True rates: control 10%, treatment 12% (20% relative lift). 1,000 simulated experiments:

MethodAvg users neededPowerFalse positive rateAvg days (100 users/day)
Fixed horizon $n=1000$2,00087%5.0%20 days
Bayesian EL < 0.00184789%2.1%8.5 days
Bayesian EL < 0.00561283%3.4%6.1 days

The Bayesian test concludes in less than half the time with similar or better statistical properties. When the effect is large and consistent, both posteriors separate quickly and EL drops below threshold early. When there is no real effect, posteriors stay overlapped and EL never triggers, the test withholds judgment rather than returning a false positive through repeated checking.


Thompson Sampling for Ethical Traffic Allocation

During the test, Thompson sampling uses the posterior to allocate traffic rather than splitting 50/50:

theta_a = random.betavariate(alpha_a, beta_a)
theta_b = random.betavariate(alpha_b, beta_b)
variant = "A" if theta_a > theta_b else "B"

As evidence accumulates, the better variant’s posterior tightens and its samples are consistently higher, so it receives more traffic.

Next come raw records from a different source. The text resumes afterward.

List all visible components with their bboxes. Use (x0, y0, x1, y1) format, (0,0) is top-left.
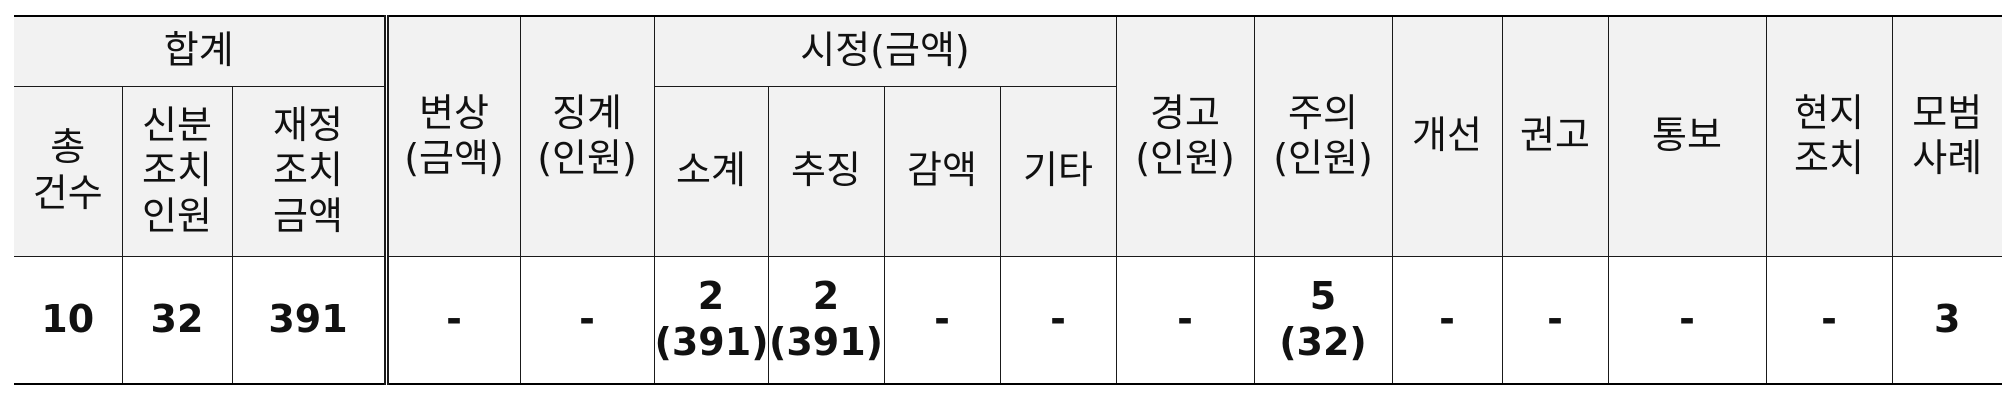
header-row-2: 총 건수 신분 조치 인원 재정 조치 금액 소계 추징 감액 기타 (14, 85, 2002, 257)
header-recovery: 추징 (767, 85, 885, 257)
cell-subtotal: 2 (391) (653, 255, 769, 385)
audit-results-table: 합계 변상 (금액) 징계 (인원) 시정(금액) 경고 (인원) 주의 (인원… (14, 15, 2002, 385)
audit-results-table-container: 합계 변상 (금액) 징계 (인원) 시정(금액) 경고 (인원) 주의 (인원… (14, 15, 2002, 385)
header-discipline: 징계 (인원) (519, 15, 655, 257)
table-header: 합계 변상 (금액) 징계 (인원) 시정(금액) 경고 (인원) 주의 (인원… (14, 15, 2002, 257)
header-total-group: 합계 (14, 15, 389, 87)
cell-other: - (999, 255, 1117, 385)
cell-caution: 5 (32) (1253, 255, 1393, 385)
cell-onsite: - (1765, 255, 1893, 385)
cell-discipline: - (519, 255, 655, 385)
header-best-practice: 모범 사례 (1891, 15, 2002, 257)
header-reduction: 감액 (883, 85, 1001, 257)
header-disciplinary-persons: 신분 조치 인원 (121, 85, 233, 257)
header-warning: 경고 (인원) (1115, 15, 1255, 257)
header-caution: 주의 (인원) (1253, 15, 1393, 257)
header-row-1: 합계 변상 (금액) 징계 (인원) 시정(금액) 경고 (인원) 주의 (인원… (14, 15, 2002, 257)
cell-financial-amount: 391 (231, 255, 389, 385)
cell-best-practice: 3 (1891, 255, 2002, 385)
header-improvement: 개선 (1391, 15, 1503, 257)
header-total-count: 총 건수 (14, 85, 123, 257)
header-onsite: 현지 조치 (1765, 15, 1893, 257)
cell-improvement: - (1391, 255, 1503, 385)
header-notification: 통보 (1607, 15, 1767, 257)
header-correction-group: 시정(금액) (653, 15, 1117, 87)
cell-total-count: 10 (14, 255, 123, 385)
cell-disciplinary-persons: 32 (121, 255, 233, 385)
table-row: 10 32 391 - - 2 (391) 2 (391) - - - 5 (3… (14, 255, 2002, 385)
cell-reduction: - (883, 255, 1001, 385)
header-recommendation: 권고 (1501, 15, 1609, 257)
header-financial-amount: 재정 조치 금액 (231, 85, 389, 257)
cell-notification: - (1607, 255, 1767, 385)
cell-compensation: - (385, 255, 521, 385)
table-body: 10 32 391 - - 2 (391) 2 (391) - - - 5 (3… (14, 255, 2002, 385)
cell-warning: - (1115, 255, 1255, 385)
cell-recovery: 2 (391) (767, 255, 885, 385)
header-compensation: 변상 (금액) (385, 15, 521, 257)
header-subtotal: 소계 (653, 85, 769, 257)
cell-recommendation: - (1501, 255, 1609, 385)
header-other: 기타 (999, 85, 1117, 257)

On the same simulation, Thompson sampling allocates 71% of traffic to the treatment variant by the end, versus 50% under fixed-horizon testing. At 1,000 total users, roughly 210 fewer users see the inferior experience during the test.

In healthcare, this matters not as a statistical nicety but as an ethical alignment. Every user in a test is a person whose reimbursement outcome may be affected by which variant they received. Thompson sampling directly minimizes the harm done while collecting the evidence needed to act.


The Deeper Point

The p-value answers: “if the null hypothesis were true, how surprising would this data be?” The expected loss answers: “given what we currently know, how costly is each decision?” For product teams making real decisions under uncertainty, the second question is almost always the right one. The math, conjugate updating, Monte Carlo loss estimation, is simple. The operational benefit is real: faster decisions, lower false positive rates, and an explicit accounting of the cost of uncertainty that aligns statistics with the goal of treating users well.